Over the past year, I’ve felt:
? Anger for not being seen by the leader of the faith
? Betrayal because I was taught that the Ismaili faith was a brother/sisterhood but where were they in my rock bottom moment? and
? Disappointment that a faith that is based on the notion of soul has no affirmative statement.
I feel like I got the short end of the stick, because I identity differently than the majority of the Ismaili population. I feel like my existence is not even acknowledged. ??
For the past 30 years, my religion was part of my identity. Without it I definitely felt naked. Who I am was the question that kept replaying in my mind over the last year. After a 36 year relationship, it’s not an easy thing to get over and it’s been quite the journey to find what to replace it with.
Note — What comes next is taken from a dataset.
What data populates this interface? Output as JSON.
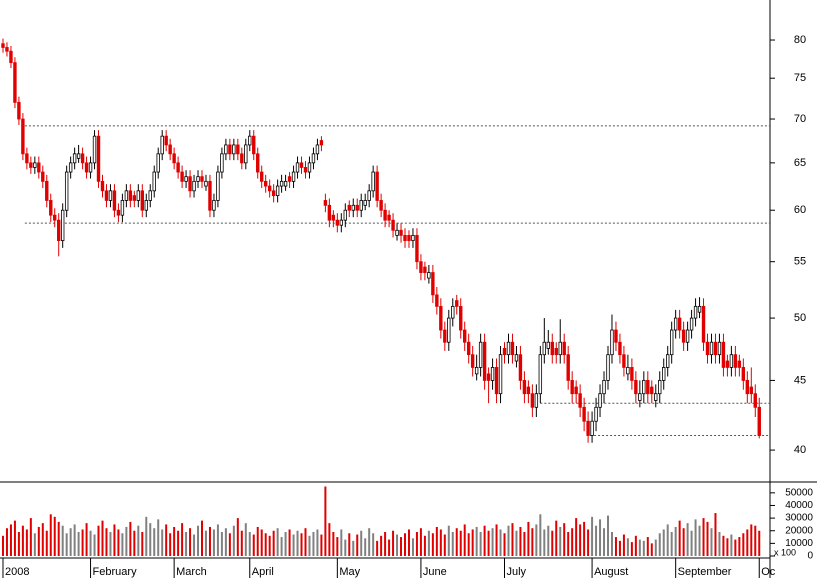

I’ve felt a huge loss in my life and I feel like I’m still going through the layers of the grieving process.
Here’s what I do know to be true.
? By leaving my religion, I wasn’t saying that I didn’t believe in a higher power but rather that I was seeking a new way to connect with that higher power in a way that makes sense for me.
? Since I left the religion, I’ve been the happiest I’ve ever been because I get to be completely myself. I get to experience new levels of freedom that I didn’t even know existed.
? Don’t get me wrong, it hasn’t been all rainbows and unicorns. I thought leaving the religion was the easy part, but the more I be myself, the more I see how religious programing was embedded into my way of being even today. So some days are good while others are not.
On a daily basis, I have to make a conscious choice to choose me and to remind myself that’s an appropriate choice. It’s a daily choice to then seek support on days that I feel like lonely and no where to belong.
? By choosing me, I told myself that I didn’t have to feel less than or that there was something wrong with me when I was part of the religion. I am a being of god made with love and light.
? It’s given me the opportunity to explore other religious prayer centers that have affirmative positions towards the LGBTQ2+ community. Let me tell you that being in an affirmative religious space never gets old. It’s pretty incredible. ???
I share this experience with you because I know there are others who feel they don’t fit into their religion for a variety of reasons. For me it was my sexual orientation, but for others it may be because they have a mental health issue, have an addiction or are divorced or simply like to engage in intellectual conversations 24.7. Whatever your reason, know that you are not alone.
My wish is one day that there is truly space, love and support for all types of people.